17/11/2014 10:20 EST | Actualisé 17/01/2015 05:12 EST

BOGOTA - Une vaste opération se poursuivait lundi pour tenter de retrouver un général colombien dont l'enlèvement étonnant par des rebelles de gauche a incité le président Juan Manuel Santos à suspendre les discussions de paix qui se déroulent depuis deux ans.

Le général Ruben Dario Alzate visitait un projet énergétique rural dans l'ouest reculé du pays, le long de la rivière Atrato, quand il a été capturé par des hommes armés dimanche. Deux autres individus qui l'accompagnaient ont aussi été pris en otage.

Un soldat qui a réussi à s'échapper a révélé que les rebelles sont membres du 34e front des Forces armées révolutionnaires de Colombie (FARC).

Les médias colombiens rapportent que c'est la première fois en 50 ans que les rebelles capturent un général.

Estimant que cet enlèvement est «totalement inacceptable», le président Santos a demandé lundi à ses émissaires de ne pas se rendre à Cuba pour la suite des pourparlers de paix. Il a prévenu que les discussions reprendront uniquement après la libération du général Alzate et des deux autres personnes.

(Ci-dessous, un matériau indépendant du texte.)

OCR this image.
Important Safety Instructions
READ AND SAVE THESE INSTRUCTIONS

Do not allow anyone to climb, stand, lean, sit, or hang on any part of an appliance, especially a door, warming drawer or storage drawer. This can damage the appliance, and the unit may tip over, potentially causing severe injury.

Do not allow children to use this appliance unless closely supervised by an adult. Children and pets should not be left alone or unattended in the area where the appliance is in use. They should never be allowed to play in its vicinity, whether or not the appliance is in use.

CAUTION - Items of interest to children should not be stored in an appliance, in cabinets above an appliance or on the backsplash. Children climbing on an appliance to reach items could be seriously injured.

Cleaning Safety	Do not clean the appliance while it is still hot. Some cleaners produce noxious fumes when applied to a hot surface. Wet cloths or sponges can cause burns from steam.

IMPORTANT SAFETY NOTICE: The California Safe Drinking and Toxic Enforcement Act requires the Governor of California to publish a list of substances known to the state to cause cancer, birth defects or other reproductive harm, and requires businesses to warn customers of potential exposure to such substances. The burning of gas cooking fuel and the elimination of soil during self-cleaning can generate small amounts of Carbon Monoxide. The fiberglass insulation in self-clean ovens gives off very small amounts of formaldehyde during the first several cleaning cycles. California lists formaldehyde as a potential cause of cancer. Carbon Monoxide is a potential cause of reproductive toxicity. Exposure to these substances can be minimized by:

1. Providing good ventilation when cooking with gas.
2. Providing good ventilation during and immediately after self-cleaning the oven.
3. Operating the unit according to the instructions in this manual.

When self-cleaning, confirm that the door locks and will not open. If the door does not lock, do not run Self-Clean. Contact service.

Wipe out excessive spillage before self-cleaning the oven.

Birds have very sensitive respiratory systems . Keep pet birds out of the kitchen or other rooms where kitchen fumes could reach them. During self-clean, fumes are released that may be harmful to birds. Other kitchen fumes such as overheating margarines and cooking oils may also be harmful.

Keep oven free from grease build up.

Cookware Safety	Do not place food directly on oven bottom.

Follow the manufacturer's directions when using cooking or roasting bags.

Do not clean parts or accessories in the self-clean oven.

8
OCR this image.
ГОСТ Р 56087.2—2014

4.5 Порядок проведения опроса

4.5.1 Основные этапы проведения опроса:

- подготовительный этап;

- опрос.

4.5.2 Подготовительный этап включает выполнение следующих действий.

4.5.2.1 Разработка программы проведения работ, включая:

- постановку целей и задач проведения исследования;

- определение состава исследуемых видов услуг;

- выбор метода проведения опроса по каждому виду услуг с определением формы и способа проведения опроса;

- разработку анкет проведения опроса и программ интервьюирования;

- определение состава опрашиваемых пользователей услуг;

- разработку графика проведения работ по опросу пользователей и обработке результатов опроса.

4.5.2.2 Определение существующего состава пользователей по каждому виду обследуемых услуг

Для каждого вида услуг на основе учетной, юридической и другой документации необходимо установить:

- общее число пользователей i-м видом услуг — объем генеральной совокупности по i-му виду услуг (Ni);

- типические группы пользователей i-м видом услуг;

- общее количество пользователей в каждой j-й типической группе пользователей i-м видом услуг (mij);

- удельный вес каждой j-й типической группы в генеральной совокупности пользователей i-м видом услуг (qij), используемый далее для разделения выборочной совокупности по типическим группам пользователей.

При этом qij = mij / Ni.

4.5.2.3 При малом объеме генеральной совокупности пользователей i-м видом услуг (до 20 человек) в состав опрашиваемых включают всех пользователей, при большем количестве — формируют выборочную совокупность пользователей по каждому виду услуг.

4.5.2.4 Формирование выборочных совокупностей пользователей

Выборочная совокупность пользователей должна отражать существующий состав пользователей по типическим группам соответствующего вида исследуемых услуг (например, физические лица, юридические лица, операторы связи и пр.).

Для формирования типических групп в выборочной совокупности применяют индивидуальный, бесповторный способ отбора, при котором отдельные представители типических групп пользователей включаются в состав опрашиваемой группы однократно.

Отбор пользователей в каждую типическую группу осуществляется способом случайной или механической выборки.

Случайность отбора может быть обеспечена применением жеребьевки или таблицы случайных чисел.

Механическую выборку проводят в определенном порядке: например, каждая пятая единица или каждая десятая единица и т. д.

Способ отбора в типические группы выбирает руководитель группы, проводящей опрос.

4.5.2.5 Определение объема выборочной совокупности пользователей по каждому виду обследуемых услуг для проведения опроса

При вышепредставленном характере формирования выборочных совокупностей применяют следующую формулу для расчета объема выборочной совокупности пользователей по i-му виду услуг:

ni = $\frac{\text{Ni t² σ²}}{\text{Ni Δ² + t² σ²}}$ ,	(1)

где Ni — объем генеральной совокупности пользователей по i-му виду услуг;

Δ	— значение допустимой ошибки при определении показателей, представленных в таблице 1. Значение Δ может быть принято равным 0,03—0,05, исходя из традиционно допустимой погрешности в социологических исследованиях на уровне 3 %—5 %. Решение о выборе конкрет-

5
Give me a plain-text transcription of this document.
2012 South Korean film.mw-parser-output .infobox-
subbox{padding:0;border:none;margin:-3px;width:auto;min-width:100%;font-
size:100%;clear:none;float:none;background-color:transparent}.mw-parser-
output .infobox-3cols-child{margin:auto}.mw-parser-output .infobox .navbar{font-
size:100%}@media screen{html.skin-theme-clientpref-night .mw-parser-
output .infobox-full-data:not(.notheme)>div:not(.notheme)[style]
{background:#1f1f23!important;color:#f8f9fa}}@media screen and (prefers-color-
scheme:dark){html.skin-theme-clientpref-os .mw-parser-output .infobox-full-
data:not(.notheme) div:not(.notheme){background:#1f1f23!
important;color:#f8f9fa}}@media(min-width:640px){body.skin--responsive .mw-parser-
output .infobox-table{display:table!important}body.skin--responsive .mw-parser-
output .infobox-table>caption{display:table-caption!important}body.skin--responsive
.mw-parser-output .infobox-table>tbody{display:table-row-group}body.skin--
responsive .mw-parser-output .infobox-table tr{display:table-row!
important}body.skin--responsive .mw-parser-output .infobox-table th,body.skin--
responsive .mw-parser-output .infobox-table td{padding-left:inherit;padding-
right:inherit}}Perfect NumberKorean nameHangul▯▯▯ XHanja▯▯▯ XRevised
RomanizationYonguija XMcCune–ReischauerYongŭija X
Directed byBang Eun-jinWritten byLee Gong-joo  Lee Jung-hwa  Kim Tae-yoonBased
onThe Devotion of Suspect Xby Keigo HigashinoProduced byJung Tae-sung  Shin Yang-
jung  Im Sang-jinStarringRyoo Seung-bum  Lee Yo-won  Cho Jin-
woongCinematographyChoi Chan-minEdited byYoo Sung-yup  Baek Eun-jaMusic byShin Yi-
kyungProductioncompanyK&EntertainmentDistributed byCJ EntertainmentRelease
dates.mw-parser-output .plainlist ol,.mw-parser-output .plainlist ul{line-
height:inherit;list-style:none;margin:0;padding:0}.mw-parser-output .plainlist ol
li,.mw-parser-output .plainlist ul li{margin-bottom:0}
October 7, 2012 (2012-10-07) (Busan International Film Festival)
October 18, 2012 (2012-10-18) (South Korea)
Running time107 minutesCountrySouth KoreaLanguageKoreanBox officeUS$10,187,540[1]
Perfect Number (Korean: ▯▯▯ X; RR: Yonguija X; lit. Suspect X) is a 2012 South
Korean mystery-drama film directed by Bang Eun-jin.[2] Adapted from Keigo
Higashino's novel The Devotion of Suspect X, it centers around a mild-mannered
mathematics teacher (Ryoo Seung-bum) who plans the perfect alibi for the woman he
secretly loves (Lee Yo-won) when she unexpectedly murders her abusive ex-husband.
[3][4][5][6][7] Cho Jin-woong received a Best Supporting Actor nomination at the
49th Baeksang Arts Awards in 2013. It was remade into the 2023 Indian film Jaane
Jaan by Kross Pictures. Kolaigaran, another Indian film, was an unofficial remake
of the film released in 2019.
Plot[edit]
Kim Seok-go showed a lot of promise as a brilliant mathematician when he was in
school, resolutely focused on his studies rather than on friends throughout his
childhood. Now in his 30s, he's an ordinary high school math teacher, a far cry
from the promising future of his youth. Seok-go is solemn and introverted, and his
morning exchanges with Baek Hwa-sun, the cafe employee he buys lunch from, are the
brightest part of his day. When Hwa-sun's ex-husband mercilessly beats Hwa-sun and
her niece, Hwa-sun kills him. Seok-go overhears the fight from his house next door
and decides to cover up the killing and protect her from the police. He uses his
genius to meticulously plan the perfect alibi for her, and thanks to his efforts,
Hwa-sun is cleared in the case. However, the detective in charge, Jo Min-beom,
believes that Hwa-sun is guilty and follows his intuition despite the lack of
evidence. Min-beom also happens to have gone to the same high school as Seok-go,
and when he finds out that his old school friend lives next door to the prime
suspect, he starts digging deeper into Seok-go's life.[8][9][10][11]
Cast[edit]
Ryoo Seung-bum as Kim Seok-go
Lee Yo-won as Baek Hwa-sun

Il a ensuite ajouté qu'il tient les FARC responsables de la vie et de la sécurité des trois otages. Le 34e front des FARC compte parmi les composantes les plus intransigeantes de l'organisation rebelle.

Les pourparlers entamés il y a deux ans n'ont accouché que de résultats modestes, notamment en raison de l'absence apparente de volonté de la part des rebelles de mettre fin aux attaques dans les secteurs où ils dominent toujours. Les FARC ont ainsi capturé deux soldats et tué deux autochtones au cours des derniers jours.

Plusieurs détracteurs conservateurs du président Santos lui reprochent d'être trop tolérant envers les rebelles.

Un porte-parole des FARC, à La Havane, a refusé de commenter la situation.